The wrapper should be adapted to your needs. Our sample implementation provides three functions:

  • initEncoder – prepares the encoder to work in a given encoding mode and quality

  • destroyEncoder – frees the allocated resources

  • encodeFile – encodes source raw file to the target Speex file; the function receives paths to both of these files as parameters

If you don't have any experience with Speex programming, you should first refer to its manual: http://www.speex.org/docs/manual/speex-manual/node7.html

You may also want to get familiar with JNI specific functions: http://docs.oracle.com/javase/1.5.0/docs/guide/jni/spec/functions.html

Since this is a mobile application, the wrapper will encode only one signal channel (mono). Future application will encode signal at a 16 kHz sampling rate (wideband mode) and in default quality (which is 8 in 1-10 range).

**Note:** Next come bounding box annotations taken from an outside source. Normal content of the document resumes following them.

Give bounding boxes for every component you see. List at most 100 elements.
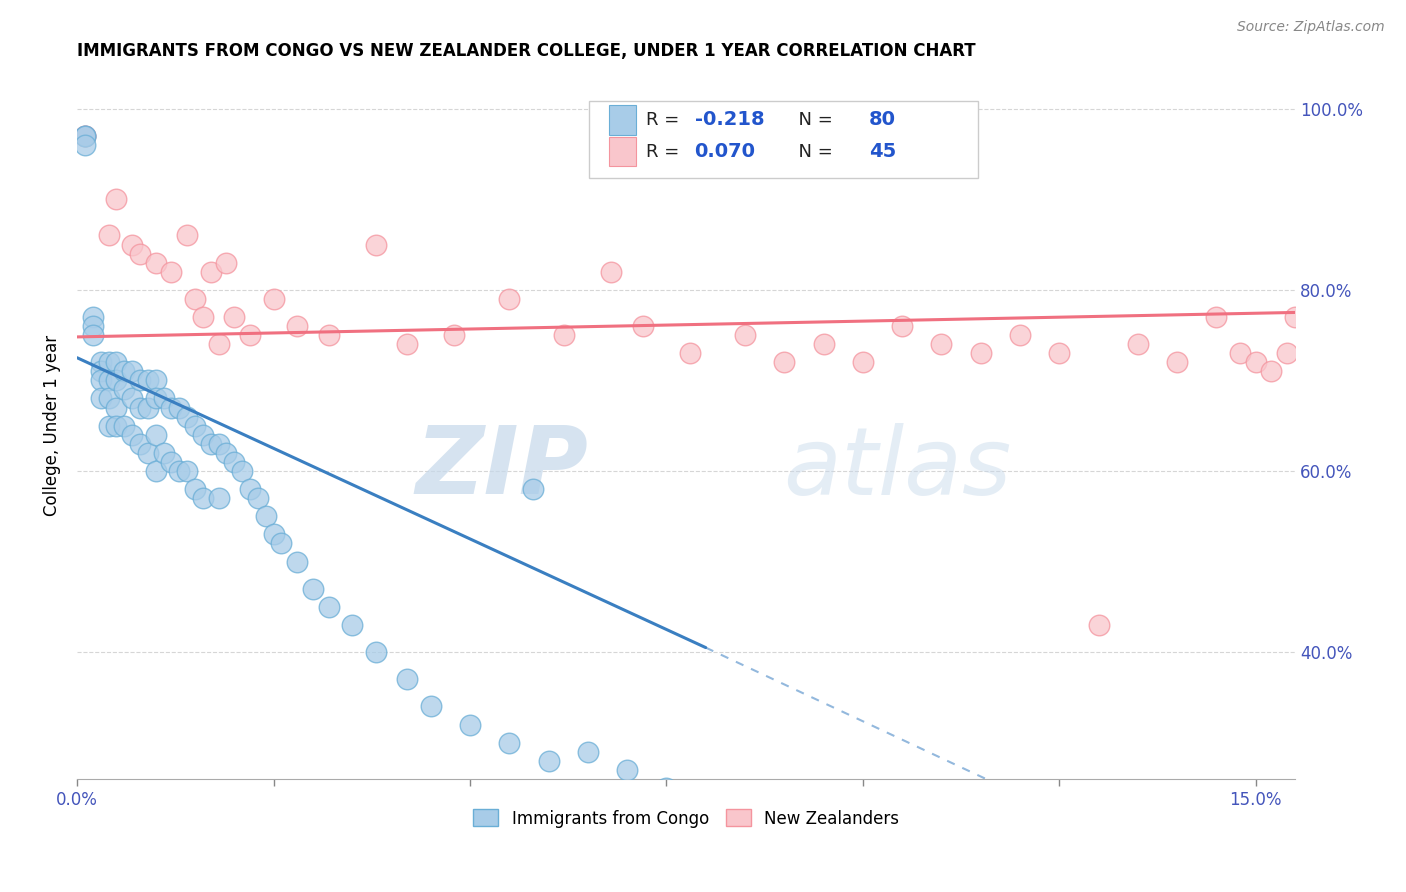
Point <box>396 337 419 351</box>
Point <box>145 373 167 387</box>
Point <box>695 808 717 822</box>
Point <box>105 401 128 415</box>
Point <box>112 364 135 378</box>
Point <box>97 392 120 406</box>
Y-axis label: College, Under 1 year: College, Under 1 year <box>44 335 60 516</box>
Point <box>1047 346 1070 360</box>
Point <box>498 736 520 750</box>
Point <box>215 446 238 460</box>
Point <box>207 437 229 451</box>
Point <box>270 536 292 550</box>
Point <box>1284 310 1306 324</box>
Point <box>112 418 135 433</box>
Point <box>184 418 207 433</box>
Point <box>97 373 120 387</box>
Point <box>600 265 623 279</box>
Point <box>207 491 229 505</box>
Point <box>340 618 363 632</box>
Point <box>112 383 135 397</box>
Point <box>396 673 419 687</box>
Point <box>522 482 544 496</box>
Point <box>73 128 96 143</box>
Text: ZIP: ZIP <box>416 422 589 514</box>
Point <box>145 427 167 442</box>
Point <box>121 364 143 378</box>
Point <box>263 527 285 541</box>
Point <box>90 392 112 406</box>
Point <box>734 328 756 343</box>
Point <box>215 255 238 269</box>
Point <box>105 373 128 387</box>
Point <box>121 237 143 252</box>
Point <box>931 880 953 892</box>
FancyBboxPatch shape <box>609 136 636 167</box>
Point <box>160 455 183 469</box>
Point <box>129 437 152 451</box>
Point <box>1229 346 1251 360</box>
Point <box>176 228 198 243</box>
Legend: Immigrants from Congo, New Zealanders: Immigrants from Congo, New Zealanders <box>467 803 905 834</box>
Point <box>1260 364 1282 378</box>
Point <box>419 699 441 714</box>
Point <box>813 337 835 351</box>
Point <box>773 844 796 858</box>
Point <box>852 863 875 877</box>
Text: R =: R = <box>645 143 685 161</box>
Point <box>90 364 112 378</box>
Point <box>82 319 104 334</box>
Point <box>136 446 159 460</box>
Point <box>152 392 174 406</box>
Point <box>160 401 183 415</box>
Point <box>191 427 214 442</box>
Point <box>537 754 560 768</box>
Text: R =: R = <box>645 111 685 128</box>
Point <box>90 373 112 387</box>
Point <box>129 401 152 415</box>
Point <box>167 464 190 478</box>
Point <box>176 409 198 424</box>
Point <box>136 401 159 415</box>
Point <box>160 265 183 279</box>
Text: 45: 45 <box>869 142 896 161</box>
Point <box>301 582 323 596</box>
Point <box>191 310 214 324</box>
Text: Source: ZipAtlas.com: Source: ZipAtlas.com <box>1237 20 1385 34</box>
Point <box>1244 355 1267 369</box>
Point <box>616 763 638 777</box>
Point <box>200 437 222 451</box>
FancyBboxPatch shape <box>589 101 979 178</box>
Text: 80: 80 <box>869 111 896 129</box>
Point <box>224 455 246 469</box>
FancyBboxPatch shape <box>609 105 636 135</box>
Point <box>679 346 702 360</box>
Point <box>73 128 96 143</box>
Point <box>318 599 340 614</box>
Point <box>145 392 167 406</box>
Point <box>145 255 167 269</box>
Point <box>105 355 128 369</box>
Point <box>970 346 993 360</box>
Point <box>239 482 262 496</box>
Point <box>318 328 340 343</box>
Point <box>105 192 128 206</box>
Point <box>443 328 465 343</box>
Text: -0.218: -0.218 <box>695 111 765 129</box>
Text: IMMIGRANTS FROM CONGO VS NEW ZEALANDER COLLEGE, UNDER 1 YEAR CORRELATION CHART: IMMIGRANTS FROM CONGO VS NEW ZEALANDER C… <box>77 42 976 60</box>
Point <box>553 328 575 343</box>
Point <box>631 319 654 334</box>
Point <box>239 328 262 343</box>
Point <box>773 355 796 369</box>
Point <box>82 328 104 343</box>
Point <box>121 392 143 406</box>
Point <box>734 826 756 840</box>
Point <box>184 292 207 306</box>
Text: N =: N = <box>787 143 838 161</box>
Point <box>73 128 96 143</box>
Point <box>129 246 152 260</box>
Point <box>73 128 96 143</box>
Point <box>136 373 159 387</box>
Point <box>184 482 207 496</box>
Point <box>1008 328 1031 343</box>
Point <box>121 427 143 442</box>
Point <box>167 401 190 415</box>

The wrapper determines the sampling rate from the Speex mode passed to the init() function. Then it creates a header containing audio parameters, which will be written at the beginning of each encoded file. The encoded file will also contain a comment with the Speex version used. After writing this information, the encoder processes all frames in a loop.

When the wrapper is finished, rebuild the shared library with ndk-build. The output should look like this:

Compile thumb  : speex <= wrapper.c
SharedLibrary  : libspeex.so
Install  : libspeex.so => libs/armeabi/libspeex.so

Creating the Android Application

Since we have a functional wrapper for our encoder, we can use it in Java code. First, let our application record audio and access the SD card to store raw and encoded files by adding Android permissions: RECORD_AUDIO and WRITE_EXTERNAL_STORAGE.

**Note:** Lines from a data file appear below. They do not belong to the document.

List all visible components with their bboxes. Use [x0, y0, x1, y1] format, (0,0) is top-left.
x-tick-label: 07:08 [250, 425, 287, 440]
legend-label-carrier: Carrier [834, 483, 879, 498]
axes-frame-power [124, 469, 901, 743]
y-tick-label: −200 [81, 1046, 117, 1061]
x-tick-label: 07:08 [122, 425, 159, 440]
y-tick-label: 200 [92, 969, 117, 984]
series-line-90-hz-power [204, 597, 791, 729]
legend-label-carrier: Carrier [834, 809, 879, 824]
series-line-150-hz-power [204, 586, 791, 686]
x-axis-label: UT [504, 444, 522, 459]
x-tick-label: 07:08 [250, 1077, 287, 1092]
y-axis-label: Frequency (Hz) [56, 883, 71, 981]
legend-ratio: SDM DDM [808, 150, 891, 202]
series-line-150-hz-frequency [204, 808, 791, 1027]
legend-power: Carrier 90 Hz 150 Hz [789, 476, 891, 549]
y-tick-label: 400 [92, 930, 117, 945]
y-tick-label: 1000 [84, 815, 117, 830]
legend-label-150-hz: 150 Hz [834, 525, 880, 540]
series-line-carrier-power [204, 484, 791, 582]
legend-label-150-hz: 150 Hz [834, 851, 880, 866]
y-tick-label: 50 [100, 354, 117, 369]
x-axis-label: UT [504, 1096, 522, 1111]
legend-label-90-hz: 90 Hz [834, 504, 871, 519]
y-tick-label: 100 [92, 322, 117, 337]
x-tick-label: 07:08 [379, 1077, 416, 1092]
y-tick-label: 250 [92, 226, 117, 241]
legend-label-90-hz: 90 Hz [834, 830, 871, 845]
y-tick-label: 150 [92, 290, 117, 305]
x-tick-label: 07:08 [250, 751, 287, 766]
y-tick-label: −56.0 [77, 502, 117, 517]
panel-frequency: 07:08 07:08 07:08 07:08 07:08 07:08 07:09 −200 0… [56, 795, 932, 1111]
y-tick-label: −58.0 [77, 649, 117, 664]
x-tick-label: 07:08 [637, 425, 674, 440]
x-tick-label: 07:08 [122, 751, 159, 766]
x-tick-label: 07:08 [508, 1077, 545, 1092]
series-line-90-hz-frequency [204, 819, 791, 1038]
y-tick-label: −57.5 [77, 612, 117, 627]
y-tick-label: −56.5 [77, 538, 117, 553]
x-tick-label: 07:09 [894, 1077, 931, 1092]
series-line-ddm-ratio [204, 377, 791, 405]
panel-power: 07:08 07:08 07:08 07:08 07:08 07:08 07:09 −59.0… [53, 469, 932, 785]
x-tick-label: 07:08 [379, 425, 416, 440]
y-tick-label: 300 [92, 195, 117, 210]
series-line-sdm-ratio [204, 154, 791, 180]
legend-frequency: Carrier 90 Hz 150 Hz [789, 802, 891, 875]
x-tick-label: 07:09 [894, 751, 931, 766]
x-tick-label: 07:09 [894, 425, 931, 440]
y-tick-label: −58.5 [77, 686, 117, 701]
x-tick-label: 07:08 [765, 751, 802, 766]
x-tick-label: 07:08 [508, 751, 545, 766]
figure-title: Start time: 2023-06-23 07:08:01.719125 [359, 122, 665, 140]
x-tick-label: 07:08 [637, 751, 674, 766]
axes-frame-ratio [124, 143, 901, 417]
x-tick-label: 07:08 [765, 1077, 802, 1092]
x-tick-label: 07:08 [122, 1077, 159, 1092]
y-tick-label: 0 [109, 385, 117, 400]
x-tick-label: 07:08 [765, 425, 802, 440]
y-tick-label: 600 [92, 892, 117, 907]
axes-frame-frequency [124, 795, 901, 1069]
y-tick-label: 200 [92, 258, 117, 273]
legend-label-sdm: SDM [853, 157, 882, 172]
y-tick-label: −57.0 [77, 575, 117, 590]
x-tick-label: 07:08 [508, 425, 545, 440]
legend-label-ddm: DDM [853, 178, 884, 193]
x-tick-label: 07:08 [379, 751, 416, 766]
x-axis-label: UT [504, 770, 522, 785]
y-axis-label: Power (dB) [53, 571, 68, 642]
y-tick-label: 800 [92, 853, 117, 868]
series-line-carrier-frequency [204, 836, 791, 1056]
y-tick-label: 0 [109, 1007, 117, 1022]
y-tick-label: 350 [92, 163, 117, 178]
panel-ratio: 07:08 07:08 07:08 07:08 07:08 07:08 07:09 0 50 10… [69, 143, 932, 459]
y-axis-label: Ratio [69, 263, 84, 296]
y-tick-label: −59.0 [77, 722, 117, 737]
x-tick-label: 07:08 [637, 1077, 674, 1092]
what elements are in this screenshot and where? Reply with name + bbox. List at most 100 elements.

The first step is to load our native library. Do it in a static block, so it is performed only once. Then declare the methods:

static {
private native void initEncoder(int mode, int quality);
private native void destroyEncoder();
private native int encodeFile(String sourcePath, String targetPath);

Now you can use them as normal. The sample application delivered with this article has a simple one-button layout to start or stop recording. The recorder and encoder are initialized at the beginning. When you press the start button, the application will begins capturing the sound and writes it to the buffered output. When you press the stop button, the sound capturing ends and the captured data is passed on to the encoder. When encoding is finished, you are notified with the encoded file name. When the application finishes, the recorder and encoder are released.

Running the Sample Application

The sample project in this article does not contain any third-party code. You will need to prepare the Speex and Ogg libraries as described in the “Preparing Libraries” paragraph and then compile them with the ndk-build script.